The data profiling process works best when looking at data from a table perspective. If the data is in other forms, it is generally extracted into a table form. The process of extraction can be helpful or harmful for structure analysis.
For example, if the source data is in IMS, extraction can simply extract each segment into a separate table. This requires that keys be generated for each row of each table from the logic of the IMS hierarchy and embedded in the rows of the extracted table. Special attention needs to be paid to cases where IMS is sensitive to the order of segments within siblings. In these cases, a sequencing column needs to be generated in the extracted table to designate the required order. Often the extraction designer is not aware of this condition and fails to generate the required column. This makes the extracted table less accurate than the IMS segment.

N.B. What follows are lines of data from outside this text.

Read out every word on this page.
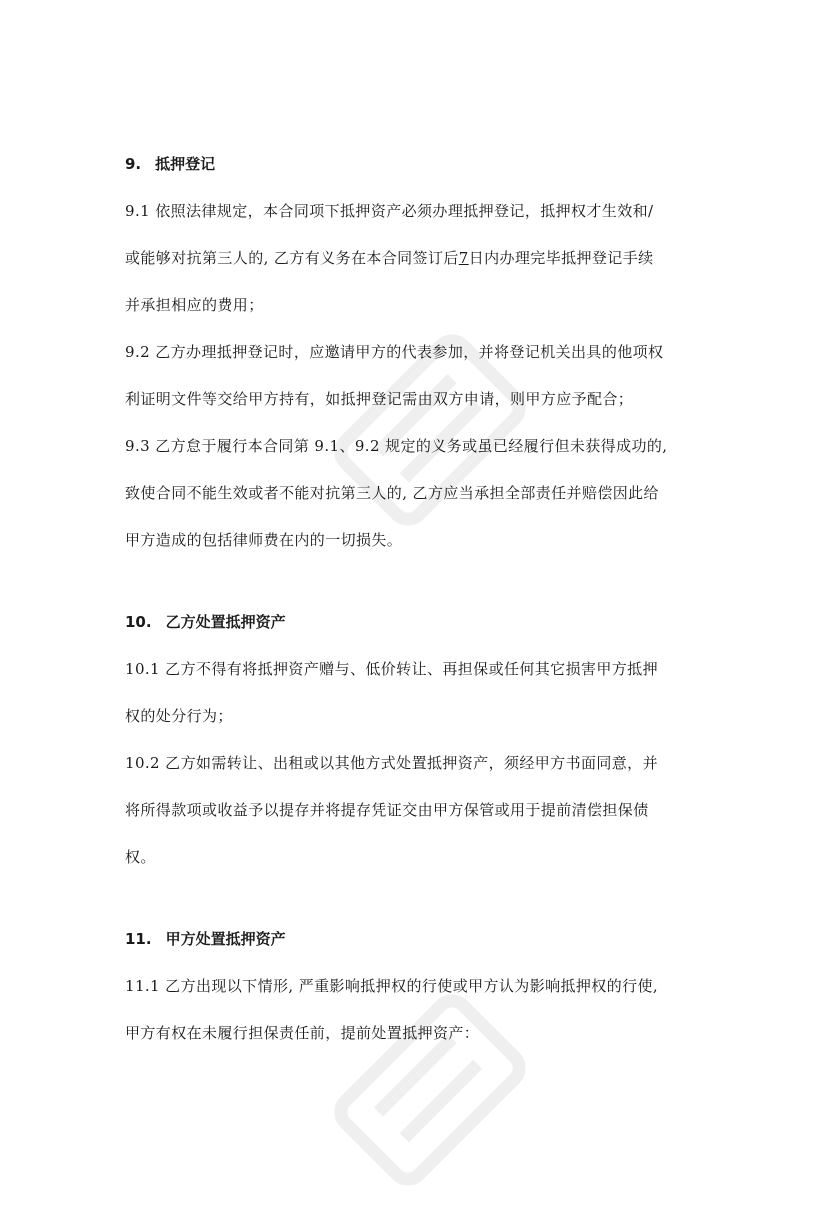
9. 抵押登记

9.1 依照法律规定，本合同项下抵押资产必须办理抵押登记，抵押权才生效和/
或能够对抗第三人的, 乙方有义务在本合同签订后7日内办理完毕抵押登记手续
并承担相应的费用；

9.2 乙方办理抵押登记时，应邀请甲方的代表参加，并将登记机关出具的他项权
利证明文件等交给甲方持有，如抵押登记需由双方申请，则甲方应予配合；

9.3 乙方怠于履行本合同第 9.1、9.2 规定的义务或虽已经履行但未获得成功的,
致使合同不能生效或者不能对抗第三人的, 乙方应当承担全部责任并赔偿因此给
甲方造成的包括律师费在内的一切损失。

10. 乙方处置抵押资产

10.1 乙方不得有将抵押资产赠与、低价转让、再担保或任何其它损害甲方抵押
权的处分行为；

10.2 乙方如需转让、出租或以其他方式处置抵押资产，须经甲方书面同意，并
将所得款项或收益予以提存并将提存凭证交由甲方保管或用于提前清偿担保债
权。

11. 甲方处置抵押资产

11.1 乙方出现以下情形, 严重影响抵押权的行使或甲方认为影响抵押权的行使,
甲方有权在未履行担保责任前，提前处置抵押资产：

Many extraction routines combine multiple segments into single rows of an output table. This is acceptable, provided the parent/child relationship is always one-to-one. If the relationship supports multiple occurrences of a child segment for each parent segment, the resulting table repeats the parent columns for each output row. This distorts data profiling and other analytical processes because it gives wrong cardinalities over computations off these columns. Unfortunately, this is done all too often.
Another common source of structural flaws occurs when extracting data from structures that support REDEFINE and OCCURS structures. The extraction designer needs to understand the semantic meaning of these structures in order to extract properly. For example, the REDEFINE must be understood to be a remapping of either the same fact or different facts, depending on the value of some other column. Similarly, the OCCURS structure must be understood to be either the same fact with multiple occurrences or multiple different facts. Failure to understand the meaning of these constructs will often lead to extraction files that are structurally different from the data source.
Structure errors made in extraction will lead to wrong answers in data profiling. The step of extraction is generally not given enough attention in the process and often leads to generating inaccurate data from accurate data.
Extraction routines are generally not created exclusively for data profiling. Almost all new uses of data result in an extraction step that prepares the data for the target or for other software that begins the steps of transforming the data to the target form. It is best if the extraction formats used in data profiling are the same as those that begin the journey when the data itself is eventually moved. This means that the extraction step is not a step designed only for data profiling.
Most shops do a hurried job of extraction and pay little attention to the details that often cause problems. A proper job includes careful design and documentation of the source data structures, the extraction logic, and extraction formats. These should be reviewed by business analysts in conjunction with the data handlers to ensure that semantic issues are properly addressed.